Avoiding the Obvious

Now, I'll go out on a limb here and say that Intel isn't actually racist. But just look at the image and try to imagine it in any other context. There is very little else that six black gentlemen bowing to a white person can evoke in most peoples' minds. There is the obvious connection to speed, but even a single image of the sprinter - after all, the same guy has been Photoshopped in six times - would have been fine, especially by itself. Instead, the obvious athleticism of the "sprinters" works against the picture, because it's six very strong and muscular looking men doing homage to a nerdy office type.

The thing is, this should have been painfully obvious. It certainly was to consumers. The moment this thing was shown, the backlash was incredible. It actually prompted Intel to pull the ad and apologize for the obvious blunder. The public figured it out, the Internet still laughs about it and, all in all, the whole thing raises the question of just what in the world happened. It's pretty clear that either Intel didn't do a focus group test, or that their focus group is just as insulated from the real world as the people who came up with the ad in general.

Advertising isn't the only part of branding, of course, but this incident in particular brings up an issue that is important to all branding efforts. Specifically, it involves getting away from the idea of marketing, and getting to know your market.

Markets are made up of people, and their value to a branding campaign is the word-of-mouth they can provide.
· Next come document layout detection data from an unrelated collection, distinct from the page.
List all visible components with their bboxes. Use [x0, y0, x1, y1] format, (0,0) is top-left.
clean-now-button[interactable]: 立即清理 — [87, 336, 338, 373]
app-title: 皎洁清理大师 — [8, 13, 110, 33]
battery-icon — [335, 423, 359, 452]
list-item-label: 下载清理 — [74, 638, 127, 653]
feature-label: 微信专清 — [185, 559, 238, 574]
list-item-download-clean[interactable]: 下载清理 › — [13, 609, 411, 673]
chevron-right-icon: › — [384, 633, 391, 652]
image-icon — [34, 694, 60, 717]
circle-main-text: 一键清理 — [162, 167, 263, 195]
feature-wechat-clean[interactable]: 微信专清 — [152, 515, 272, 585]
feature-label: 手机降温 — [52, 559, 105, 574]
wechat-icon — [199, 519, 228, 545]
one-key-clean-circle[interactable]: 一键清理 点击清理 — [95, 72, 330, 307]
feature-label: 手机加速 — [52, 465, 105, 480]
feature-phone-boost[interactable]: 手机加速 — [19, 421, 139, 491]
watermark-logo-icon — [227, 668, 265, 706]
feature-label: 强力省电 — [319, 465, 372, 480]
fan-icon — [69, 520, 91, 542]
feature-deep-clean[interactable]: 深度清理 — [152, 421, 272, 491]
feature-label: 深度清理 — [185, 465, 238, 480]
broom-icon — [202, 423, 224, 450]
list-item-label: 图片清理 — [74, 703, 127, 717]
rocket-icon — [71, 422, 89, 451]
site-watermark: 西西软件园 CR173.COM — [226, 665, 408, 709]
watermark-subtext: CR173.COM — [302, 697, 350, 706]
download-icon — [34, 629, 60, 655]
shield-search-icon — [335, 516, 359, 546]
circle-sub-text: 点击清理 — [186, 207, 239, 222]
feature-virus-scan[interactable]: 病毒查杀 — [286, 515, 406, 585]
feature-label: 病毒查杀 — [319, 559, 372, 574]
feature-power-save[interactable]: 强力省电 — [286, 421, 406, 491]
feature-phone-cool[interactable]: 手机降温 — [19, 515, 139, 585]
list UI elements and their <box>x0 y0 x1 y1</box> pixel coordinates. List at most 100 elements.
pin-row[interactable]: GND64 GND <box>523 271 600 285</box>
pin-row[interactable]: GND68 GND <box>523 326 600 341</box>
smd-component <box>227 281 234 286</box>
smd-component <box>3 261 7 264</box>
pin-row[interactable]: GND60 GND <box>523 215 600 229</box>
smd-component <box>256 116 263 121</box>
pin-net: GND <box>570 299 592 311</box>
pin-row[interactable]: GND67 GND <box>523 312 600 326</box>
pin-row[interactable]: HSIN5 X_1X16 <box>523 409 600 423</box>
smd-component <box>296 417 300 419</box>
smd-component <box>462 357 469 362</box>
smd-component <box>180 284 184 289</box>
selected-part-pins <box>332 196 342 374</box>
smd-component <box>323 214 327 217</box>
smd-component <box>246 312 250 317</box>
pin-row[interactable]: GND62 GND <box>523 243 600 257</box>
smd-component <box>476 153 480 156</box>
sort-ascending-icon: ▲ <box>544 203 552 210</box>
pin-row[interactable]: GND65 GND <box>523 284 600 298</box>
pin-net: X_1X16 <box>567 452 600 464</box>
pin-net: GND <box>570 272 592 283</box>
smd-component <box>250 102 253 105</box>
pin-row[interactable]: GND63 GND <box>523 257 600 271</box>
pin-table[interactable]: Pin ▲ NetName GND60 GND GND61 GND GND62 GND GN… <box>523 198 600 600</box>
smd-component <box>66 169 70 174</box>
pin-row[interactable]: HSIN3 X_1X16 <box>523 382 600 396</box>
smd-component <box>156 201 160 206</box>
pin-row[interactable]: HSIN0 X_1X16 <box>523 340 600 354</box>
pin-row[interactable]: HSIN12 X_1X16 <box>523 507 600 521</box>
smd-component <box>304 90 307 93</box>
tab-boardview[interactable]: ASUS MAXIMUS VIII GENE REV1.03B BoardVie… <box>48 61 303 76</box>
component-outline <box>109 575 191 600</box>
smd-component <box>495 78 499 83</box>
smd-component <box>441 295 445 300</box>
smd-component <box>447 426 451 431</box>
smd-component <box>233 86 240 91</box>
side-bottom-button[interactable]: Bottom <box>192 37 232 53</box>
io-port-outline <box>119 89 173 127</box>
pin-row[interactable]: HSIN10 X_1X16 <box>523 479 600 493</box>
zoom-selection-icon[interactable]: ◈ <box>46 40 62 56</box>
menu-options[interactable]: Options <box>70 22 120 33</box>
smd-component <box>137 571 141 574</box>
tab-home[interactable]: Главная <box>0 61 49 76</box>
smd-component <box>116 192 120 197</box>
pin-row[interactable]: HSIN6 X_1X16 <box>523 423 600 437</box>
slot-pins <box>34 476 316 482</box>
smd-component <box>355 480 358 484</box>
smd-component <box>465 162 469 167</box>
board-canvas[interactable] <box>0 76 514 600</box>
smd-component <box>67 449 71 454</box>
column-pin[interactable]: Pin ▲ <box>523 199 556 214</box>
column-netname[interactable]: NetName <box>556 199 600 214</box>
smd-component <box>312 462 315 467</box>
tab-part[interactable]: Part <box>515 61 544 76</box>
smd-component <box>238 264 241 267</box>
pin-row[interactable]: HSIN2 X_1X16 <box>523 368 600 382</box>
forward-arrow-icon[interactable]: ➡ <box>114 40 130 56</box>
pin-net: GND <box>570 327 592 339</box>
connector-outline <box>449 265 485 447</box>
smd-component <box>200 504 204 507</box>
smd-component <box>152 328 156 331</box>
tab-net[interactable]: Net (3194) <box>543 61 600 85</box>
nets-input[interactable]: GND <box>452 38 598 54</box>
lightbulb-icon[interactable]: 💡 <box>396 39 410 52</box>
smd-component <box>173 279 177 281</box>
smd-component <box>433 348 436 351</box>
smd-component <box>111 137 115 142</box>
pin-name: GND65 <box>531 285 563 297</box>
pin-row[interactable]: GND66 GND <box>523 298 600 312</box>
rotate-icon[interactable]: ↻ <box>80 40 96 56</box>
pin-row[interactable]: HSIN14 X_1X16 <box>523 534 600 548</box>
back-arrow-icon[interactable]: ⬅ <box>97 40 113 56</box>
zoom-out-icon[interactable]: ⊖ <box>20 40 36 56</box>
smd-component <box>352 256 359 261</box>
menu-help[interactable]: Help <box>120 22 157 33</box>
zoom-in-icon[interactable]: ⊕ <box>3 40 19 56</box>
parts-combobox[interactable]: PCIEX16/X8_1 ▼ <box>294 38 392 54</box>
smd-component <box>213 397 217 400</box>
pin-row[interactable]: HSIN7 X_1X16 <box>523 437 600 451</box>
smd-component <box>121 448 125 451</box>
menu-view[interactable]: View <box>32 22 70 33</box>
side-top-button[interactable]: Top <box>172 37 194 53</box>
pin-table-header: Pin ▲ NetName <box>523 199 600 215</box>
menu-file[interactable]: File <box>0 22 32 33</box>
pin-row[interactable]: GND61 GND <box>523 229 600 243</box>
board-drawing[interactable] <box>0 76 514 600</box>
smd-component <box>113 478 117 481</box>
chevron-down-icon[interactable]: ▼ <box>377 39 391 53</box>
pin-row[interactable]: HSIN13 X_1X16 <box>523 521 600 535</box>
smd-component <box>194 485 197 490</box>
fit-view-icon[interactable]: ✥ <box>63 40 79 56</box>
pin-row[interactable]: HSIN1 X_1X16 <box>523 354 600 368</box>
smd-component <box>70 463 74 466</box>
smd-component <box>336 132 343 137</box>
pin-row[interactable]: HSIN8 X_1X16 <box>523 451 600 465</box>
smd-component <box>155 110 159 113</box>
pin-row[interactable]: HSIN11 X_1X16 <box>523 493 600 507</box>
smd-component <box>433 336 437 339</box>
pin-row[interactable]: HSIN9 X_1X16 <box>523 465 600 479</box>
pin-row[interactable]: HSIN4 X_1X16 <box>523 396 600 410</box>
Be it genuine face-to-face discussions or a video going viral, getting people to talk about a product is the best way to make it a success. Conversely, it's also the best way to kill a product.

Take a similar, more recent incident. Sony was attempting to market its PSP handheld gaming console. Given the recent success of low-budget, clever independent productions, the company decided to give this style a try. They started a guerilla marketing campaign, spray painting graffiti style images of kids holding and playing PSP handhelds. Then they began a campaign about their new, white-framed model of the device, and attempted to portray it with billboards of a black woman and a white woman fighting. Finally, they had an actor pose as a 'random' user of the PSP and promote it on video sites such as YouTube.

As the satirical humor site Cracked.com pointed out, these efforts all fell flat. The graffiti efforts were picked up as blatantly obvious corporate marketing from the get-go, the billboard catfight advertisements were ridiculed as bizarrely racist - incidentally, what is it with advertisements being accidentally racist? - and the video series was picked up on as corporate shilling quite quickly as well. Sony finally got the hint and went back to more traditional advertising efforts, moving out of guerilla marketing almost completely.

Again, these efforts scream of a disconnect from the target audience that should have been fairly obvious. Even a brief test marketing to the public would probably have revealed the flaws in each of Sony's efforts.

Part of it lies in an inability for some branding efforts to take their audience seriously. The market is made of people, not robots. You can't throw a switch and get a result. People have varied and subtle reactions to things, and if you make an idiot of yourself they will notice. You have to give your market credít if you want to succeed.

In particular, the graffiti and YouTube ads were the most patently condescending in this sense. They were outright lies; the company tried to make it look as though grassroots support for its product had spilled out into urban and online culture. Sony was caught out almost immediately, and suffered appropriately for it. To its credít, Sony did own up and apologize, saying it had gotten the message. But the lesson definitely should be clear for everybody: The Internet has made it much harder to lie to people. If you don't respect your market, they are not going to respect you.

So the take home lessons are:

1) Don't skip the all-important step of marketing your product to a smaller test audience before you go public with it. Ask people their honest advice about things, preferably people outside your immediate market as well as those you intend to market it to. A diversity of opinion can be a rewarding return.

2) Respect your market's intelligence and don't try to be more clever than they are. One company only has so many minds, and cannot in the end outwit the omni-mind of the world wide web.